Worker productivity has risen, inflation has risen, the minimum wage has not. Minimum wage should be reclassified as a living wage, with no sub-minimum wages. Federal minimum wage needs to be $26 now, and codified to always increase with inflation and productivity.
The housing crisis is a systemic problem.
While we absolutely need to build much more housing, the crisis will not be solved by additional construction alone. We need to address the treatment of housing as an investment vehicle, as opposed to a right. While we need more housing construction, including public housing, we must also eliminate institutional ownership of housing.
Particularly prescient in San Francisco, we need to ban or extraordinarily tax the process of "flipping" houses. In an already extraordinarily expensive city, we see a dearth of starter homes available, because home values here are based on investment potential and not intrinsic value. Homes where a family could move in, renovate over time, and make it their own, are instead snatched up at absurd valuations, renovated, and relisted for even higher prices. The short timelines place additional strain on already limited construction resources, driving construction and trade costs even higher.

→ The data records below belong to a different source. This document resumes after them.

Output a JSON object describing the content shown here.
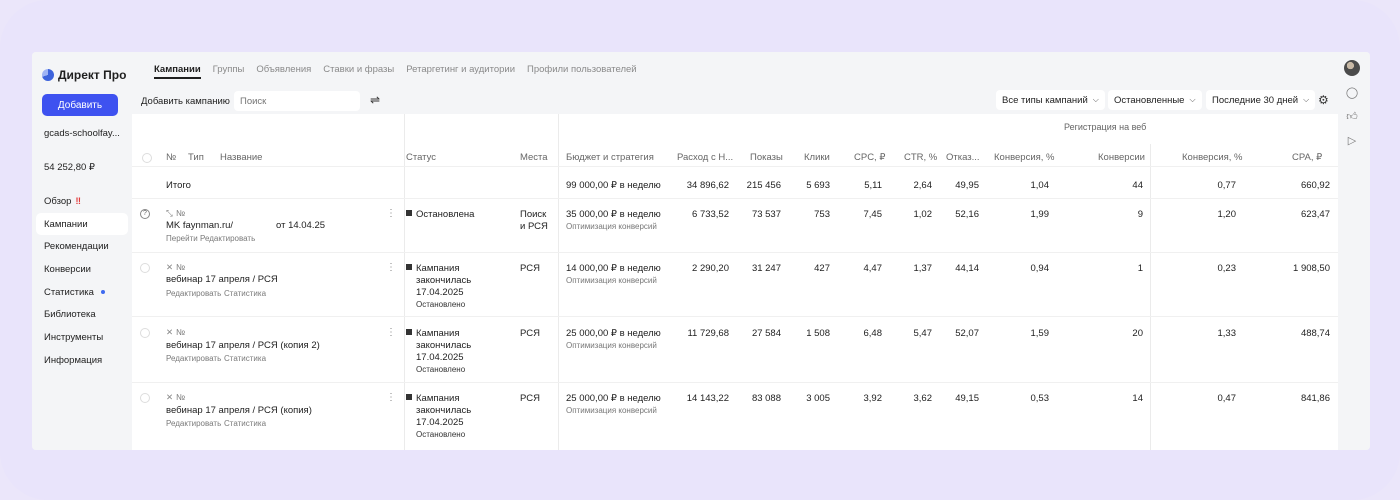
{
  "sidebar": {
    "logo": "Директ Про",
    "add_button": "Добавить",
    "account": "gcads-schoolfay...",
    "balance": "54 252,80 ₽",
    "items": [
      {
        "label": "Обзор",
        "flag": "‼"
      },
      {
        "label": "Кампании"
      },
      {
        "label": "Рекомендации"
      },
      {
        "label": "Конверсии"
      },
      {
        "label": "Статистика"
      },
      {
        "label": "Библиотека"
      },
      {
        "label": "Инструменты"
      },
      {
        "label": "Информация"
      }
    ]
  },
  "tabs": [
    "Кампании",
    "Группы",
    "Объявления",
    "Ставки и фразы",
    "Ретаргетинг и аудитории",
    "Профили пользователей"
  ],
  "toolbar": {
    "add_campaign": "Добавить кампанию",
    "search_placeholder": "Поиск",
    "filter_types": "Все типы кампаний",
    "filter_status": "Остановленные",
    "filter_period": "Последние 30 дней"
  },
  "table": {
    "group_header": "Регистрация на веб",
    "headers": [
      "№",
      "Тип",
      "Название",
      "Статус",
      "Места",
      "Бюджет и стратегия",
      "Расход с Н...",
      "Показы",
      "Клики",
      "CPC, ₽",
      "CTR, %",
      "Отказ...",
      "Конверсия, %",
      "Конверсии",
      "Конверсия, %",
      "CPA, ₽"
    ],
    "total": {
      "label": "Итого",
      "budget": "99 000,00 ₽ в неделю",
      "spend": "34 896,62",
      "impressions": "215 456",
      "clicks": "5 693",
      "cpc": "5,11",
      "ctr": "2,64",
      "bounce": "49,95",
      "conv_rate": "1,04",
      "conversions": "44",
      "conv_rate2": "0,77",
      "cpa": "660,92"
    },
    "rows": [
      {
        "num": "№",
        "name": "MK faynman.ru/",
        "name_suffix": "от 14.04.25",
        "actions": [
          "Перейти",
          "Редактировать"
        ],
        "status": [
          "Остановлена"
        ],
        "places": [
          "Поиск",
          "и РСЯ"
        ],
        "budget": "35 000,00 ₽ в неделю",
        "strategy": "Оптимизация конверсий",
        "spend": "6 733,52",
        "impressions": "73 537",
        "clicks": "753",
        "cpc": "7,45",
        "ctr": "1,02",
        "bounce": "52,16",
        "conv_rate": "1,99",
        "conversions": "9",
        "conv_rate2": "1,20",
        "cpa": "623,47"
      },
      {
        "num": "№",
        "name": "вебинар 17 апреля / РСЯ",
        "actions": [
          "Редактировать",
          "Статистика"
        ],
        "status": [
          "Кампания",
          "закончилась",
          "17.04.2025",
          "Остановлено"
        ],
        "places": [
          "РСЯ"
        ],
        "budget": "14 000,00 ₽ в неделю",
        "strategy": "Оптимизация конверсий",
        "spend": "2 290,20",
        "impressions": "31 247",
        "clicks": "427",
        "cpc": "4,47",
        "ctr": "1,37",
        "bounce": "44,14",
        "conv_rate": "0,94",
        "conversions": "1",
        "conv_rate2": "0,23",
        "cpa": "1 908,50"
      },
      {
        "num": "№",
        "name": "вебинар 17 апреля / РСЯ (копия 2)",
        "actions": [
          "Редактировать",
          "Статистика"
        ],
        "status": [
          "Кампания",
          "закончилась",
          "17.04.2025",
          "Остановлено"
        ],
        "places": [
          "РСЯ"
        ],
        "budget": "25 000,00 ₽ в неделю",
        "strategy": "Оптимизация конверсий",
        "spend": "11 729,68",
        "impressions": "27 584",
        "clicks": "1 508",
        "cpc": "6,48",
        "ctr": "5,47",
        "bounce": "52,07",
        "conv_rate": "1,59",
        "conversions": "20",
        "conv_rate2": "1,33",
        "cpa": "488,74"
      },
      {
        "num": "№",
        "name": "вебинар 17 апреля / РСЯ (копия)",
        "actions": [
          "Редактировать",
          "Статистика"
        ],
        "status": [
          "Кампания",
          "закончилась",
          "17.04.2025",
          "Остановлено"
        ],
        "places": [
          "РСЯ"
        ],
        "budget": "25 000,00 ₽ в неделю",
        "strategy": "Оптимизация конверсий",
        "spend": "14 143,22",
        "impressions": "83 088",
        "clicks": "3 005",
        "cpc": "3,92",
        "ctr": "3,62",
        "bounce": "49,15",
        "conv_rate": "0,53",
        "conversions": "14",
        "conv_rate2": "0,47",
        "cpa": "841,86"
      }
    ]
  }
}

Further, we need to address the declining availability of rent controlled housing. One way to do this is to redefine the clock on rent control as rather than being tied to a fixed date, to rather be contingent on a fixed amount of time from the initial occupancy (ie after 15 years, the property is rent controlled).
The best cities are ones that are accessible to everyone by public transit.
You know what I love about getting around San Francisco? I can take Muni, Bart, or bike just about anywhere. But Muni and Bart are struggling, facing extra challenges from federal budget cuts, allocated funds being withheld, and a lack of prioritization for public transit construction projects.
I would work not only to restore federal matching dollars for our transit infrastructure projects, I would advocate to reallocate highway funding to transit programs.
What biking infrastructure we have, and it is truly insufficient, fails to effectively protect cyclists, and is poorly maintained. I would partner with organizations like the California Bicycle Coalition, to help our city redesign our roads to be safe for cyclists, pedestrians, and vehicles.